Standing against him are opposition leader MK Benjamin Netanyahu and his partners, who have already broken every record in personal and ultra-nationalist incitement and are expected to sink even lower.

Even before wishing him success in his new role, Lapid deserves the gratitude of Israel’s citizens for the government he established and maintained with Naftali Bennett who, despite his faults, was able to bring back a little of the fairness and statesmanship that had disappeared from public life during the Netanyahu era. The smooth transfer of power between them has illustrated this.

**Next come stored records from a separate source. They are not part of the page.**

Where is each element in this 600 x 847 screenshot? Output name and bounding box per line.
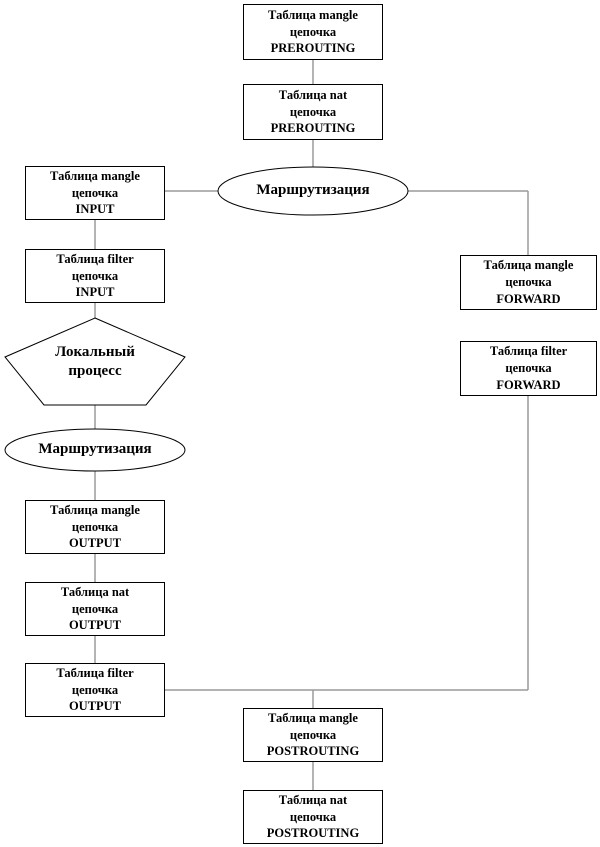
node-nat-output-label: Таблица nat цепочка OUTPUT	[60, 584, 130, 633]
node-mangle-input: Таблица mangle цепочка INPUT	[25, 166, 165, 220]
node-filter-forward: Таблица filter цепочка FORWARD	[460, 341, 597, 396]
node-mangle-output-label: Таблица mangle цепочка OUTPUT	[50, 502, 140, 551]
routing-decision-left-ellipse	[4, 428, 186, 472]
node-filter-input-label: Таблица filter цепочка INPUT	[56, 251, 134, 300]
node-nat-output: Таблица nat цепочка OUTPUT	[25, 582, 165, 636]
node-filter-output-label: Таблица filter цепочка OUTPUT	[56, 665, 134, 714]
node-mangle-forward-label: Таблица mangle цепочка FORWARD	[483, 258, 574, 306]
node-filter-forward-label: Таблица filter цепочка FORWARD	[489, 344, 568, 392]
routing-decision-top-ellipse	[217, 166, 409, 216]
node-mangle-postrouting-label: Таблица mangle цепочка POSTROUTING	[266, 710, 360, 759]
node-mangle-input-label: Таблица mangle цепочка INPUT	[50, 168, 140, 217]
node-mangle-prerouting-label: Таблица mangle цепочка PREROUTING	[268, 7, 358, 56]
node-nat-prerouting-label: Таблица nat цепочка PREROUTING	[270, 87, 356, 136]
node-mangle-prerouting: Таблица mangle цепочка PREROUTING	[243, 4, 383, 60]
local-process-pentagon	[4, 317, 186, 406]
node-nat-prerouting: Таблица nat цепочка PREROUTING	[243, 84, 383, 140]
node-mangle-postrouting: Таблица mangle цепочка POSTROUTING	[243, 708, 383, 762]
node-filter-input: Таблица filter цепочка INPUT	[25, 249, 165, 303]
node-nat-postrouting: Таблица nat цепочка POSTROUTING	[243, 790, 383, 844]
node-filter-output: Таблица filter цепочка OUTPUT	[25, 663, 165, 717]
node-nat-postrouting-label: Таблица nat цепочка POSTROUTING	[266, 792, 360, 841]
node-mangle-output: Таблица mangle цепочка OUTPUT	[25, 500, 165, 554]
node-mangle-forward: Таблица mangle цепочка FORWARD	[460, 255, 597, 310]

Over the past three years, Lapid has demonstrated responsibility as a leader who knows how to adjust his personal aspirations for the sake of partnerships with Kahol Lavan chairman Defense Minister Benny Gantz and Bennett. His conduct also proved that he has weaned himself off the frenetic nationalistic line that characterized his first years in politics.

One hopes that he will continue on this path now as well, when he is compelled to balance responsibility for the wellbeing of state and society in Israel with the demands of a stormy election campaign.

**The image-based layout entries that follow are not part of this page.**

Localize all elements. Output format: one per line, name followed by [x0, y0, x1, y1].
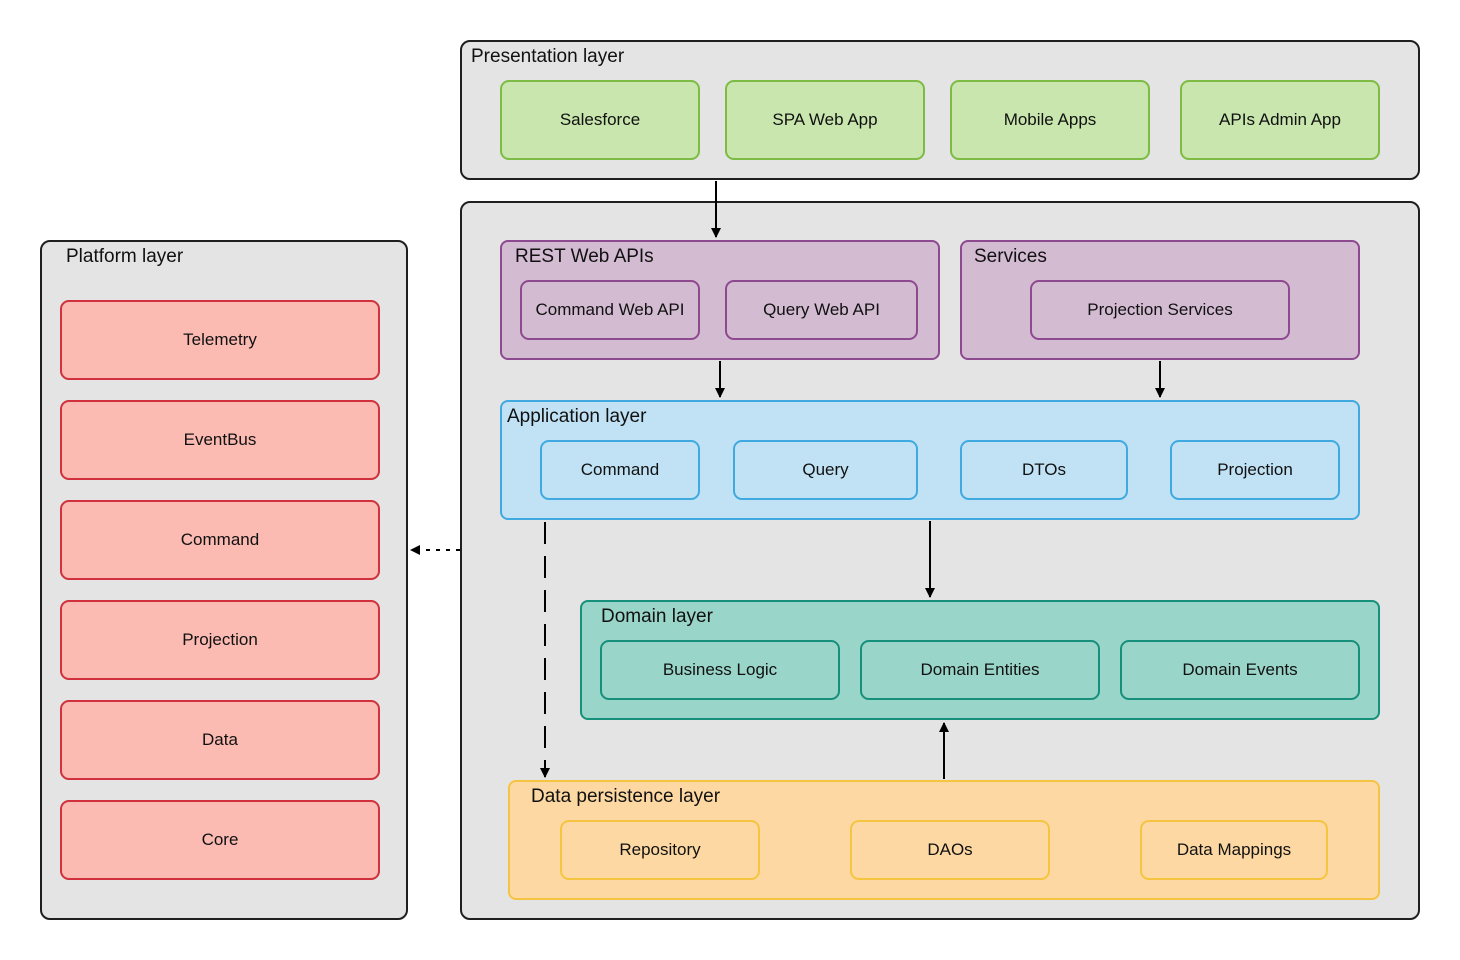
- platform-projection-box[interactable]: Projection: [60, 600, 380, 680]
- mobile-apps-box[interactable]: Mobile Apps: [950, 80, 1150, 160]
- data-persistence-layer-title: Data persistence layer: [531, 786, 721, 807]
- salesforce-box[interactable]: Salesforce: [500, 80, 700, 160]
- apis-admin-app-box[interactable]: APIs Admin App: [1180, 80, 1380, 160]
- platform-layer-title: Platform layer: [66, 246, 184, 267]
- business-logic-box[interactable]: Business Logic: [600, 640, 840, 700]
- data-box[interactable]: Data: [60, 700, 380, 780]
- spa-web-app-box[interactable]: SPA Web App: [725, 80, 925, 160]
- repository-box[interactable]: Repository: [560, 820, 760, 880]
- eventbus-box[interactable]: EventBus: [60, 400, 380, 480]
- app-query-box[interactable]: Query: [733, 440, 918, 500]
- domain-events-box[interactable]: Domain Events: [1120, 640, 1360, 700]
- rest-web-apis-title: REST Web APIs: [515, 246, 654, 267]
- telemetry-box[interactable]: Telemetry: [60, 300, 380, 380]
- presentation-layer-title: Presentation layer: [471, 46, 625, 67]
- command-web-api-box[interactable]: Command Web API: [520, 280, 700, 340]
- query-web-api-box[interactable]: Query Web API: [725, 280, 918, 340]
- data-mappings-box[interactable]: Data Mappings: [1140, 820, 1328, 880]
- app-projection-box[interactable]: Projection: [1170, 440, 1340, 500]
- application-layer-title: Application layer: [507, 406, 647, 427]
- core-box[interactable]: Core: [60, 800, 380, 880]
- dtos-box[interactable]: DTOs: [960, 440, 1128, 500]
- platform-command-box[interactable]: Command: [60, 500, 380, 580]
- services-title: Services: [974, 246, 1047, 267]
- domain-layer-title: Domain layer: [601, 606, 713, 627]
- app-command-box[interactable]: Command: [540, 440, 700, 500]
- projection-services-box[interactable]: Projection Services: [1030, 280, 1290, 340]
- domain-entities-box[interactable]: Domain Entities: [860, 640, 1100, 700]
- daos-box[interactable]: DAOs: [850, 820, 1050, 880]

The main lesson Lapid should take with him from his year alongside Bennett is that in the polarized Israeli reality, this is the only proper coalition, and it should not be regarded as a forced situation or an experiment.

Lapid must not be dragged into contests of patriotism and Jewish loyalty with Netanyahu. This government, which also represents Arab society, together with right-wing, center and left-wing parties, is the only safeguard of Israeli democracy at this time.

If Lapid has proven anything in his long journalistic career, it is that he knows how to market an optimistic image of Israel’s future. He must now harness this talent to persuade Israelis that they can and should support a real partnership between Jewish and Arab citizens. The other parties in the center-left also have a role in this. But as of today, the responsibility is mainly that of Prime Minister Lapid.

Many people are hoping for his downfall. Not only Netanyahu and his supporters, but also some of Lapid’s partners over the past year. For the good of Israel, we wish him success.

The above article is Haaretz's lead editorial, as published in the Hebrew and English newspapers in Israel.